Beethoven and Clement
Of the great violin concertos, Beethoven’s D major is considered the holy-of-holies, yet its premiere had elements of farce and the work then disappeared from view for more than two decades. Beethoven wrote it in about a month and it was completed only two days before the performance, given in the Theater an der Wien on December 23, 1806. The soloist was the theatre’s concertmaster and conductor Franz Clement, a fine player with a phenomenal memory who was given to indulging in cheap virtuoso tricks, for which he was taken to task in the 1826 Wiener Musik-Zeitung. Beethoven evidently had a soft spot for him, as he inscribed the manuscript ‘Concerto per Clemenzo pour Clement’ and wrote the solo part with him in mind, testing him with high positions and elaborate figuration.

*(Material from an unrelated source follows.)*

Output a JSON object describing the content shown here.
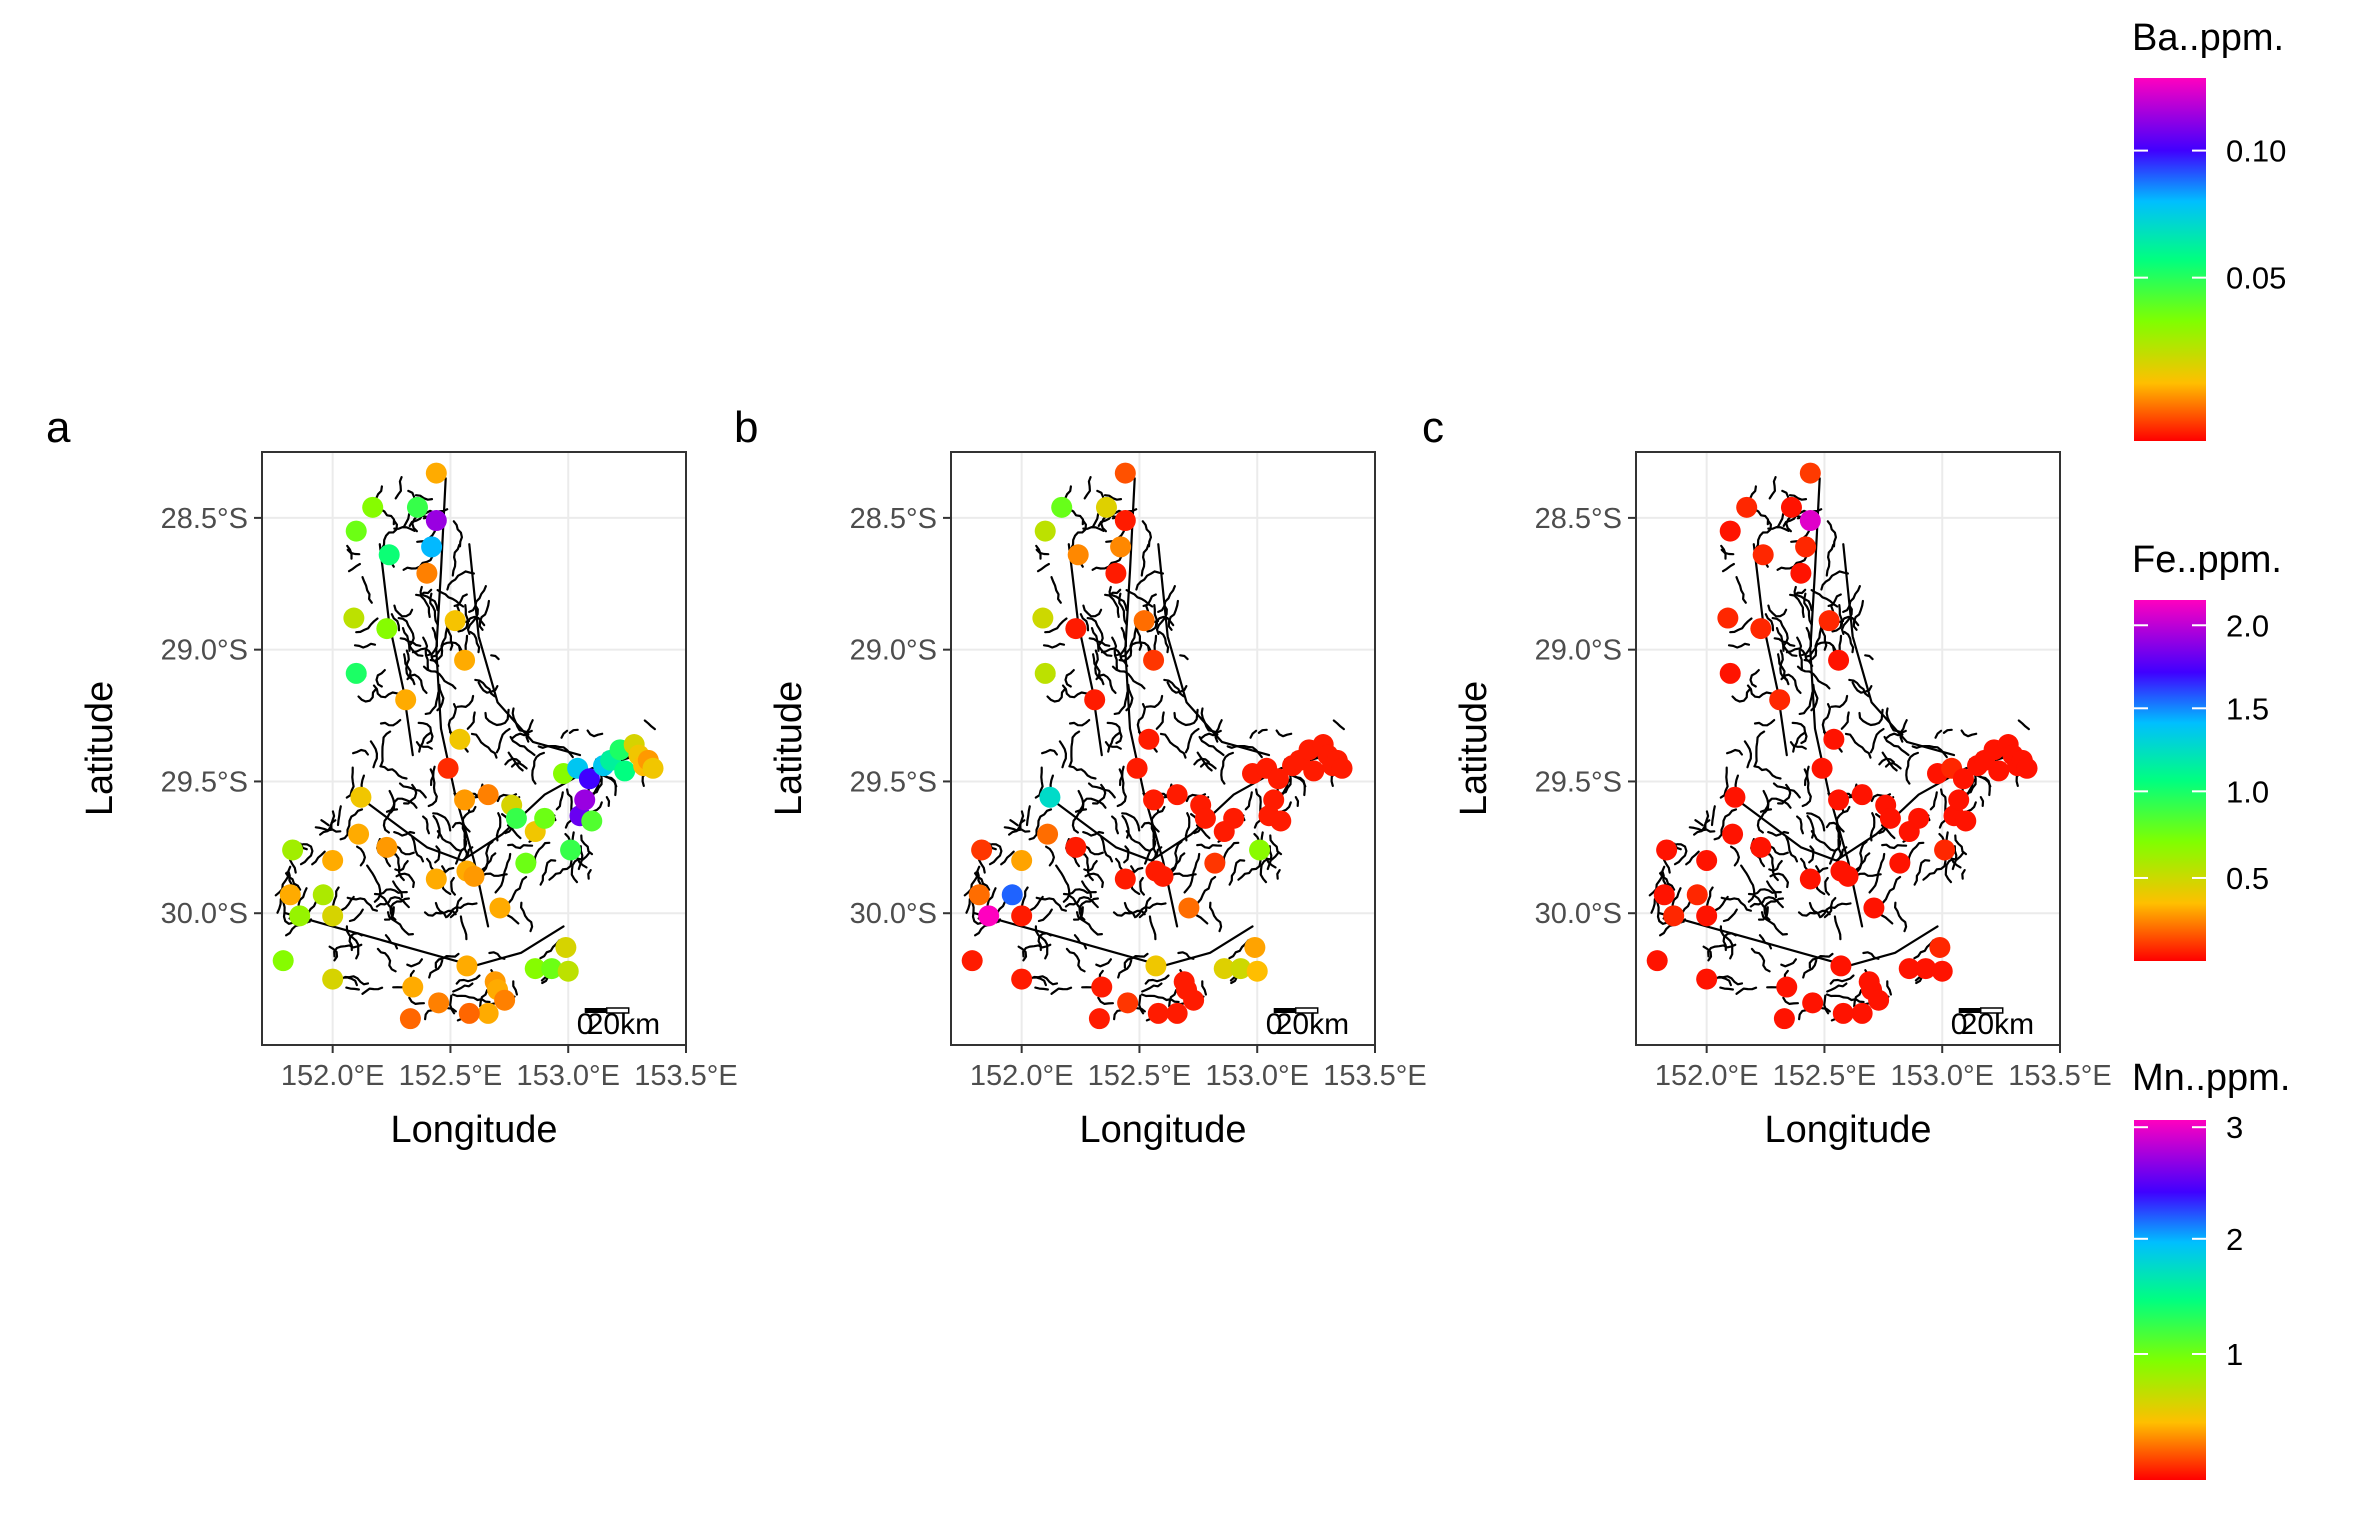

But Clement repaid him by performing the concerto a movement at a time, interspersing it with exhibitions of playing on one string, or with the violin held upside down. Small wonder that the spiritual dimension of the work completely escaped the audience. Although Beethoven was clearly aware of the concertos of Viotti and Kreutzer, his opening movement is on a vaster scale than was dreamed of previously: it demands concentration and a sense of structure from the soloist and, in the G minor episode, a rapt Innigkeit. The Larghetto, a set of variations, is often treated like an intermezzo but the greatest players distil a wonderfully ethereal quality in its slower passages on the lower strings. A cadenza leads straight into a frolicsome finale which, like that of the ‘Archduke’ Trio, has sometimes been accused of being trivial. But Beethoven recognized that comedy and tragedy are simply separate sides of the same mask.
This masterpiece lay dormant after its premiere until Pierre Baillot, a great Beethoven interpreter, gave the first Paris performance on March 23, 1828, so successfully that he had to repeat it later in the season. The seal was set on the concerto’s revival when 12-year-old Joseph Joachim, who had already been studying it for four years, played it from memory in London on May 27, 1844 at a Philharmonic Concert conducted by Mendelssohn.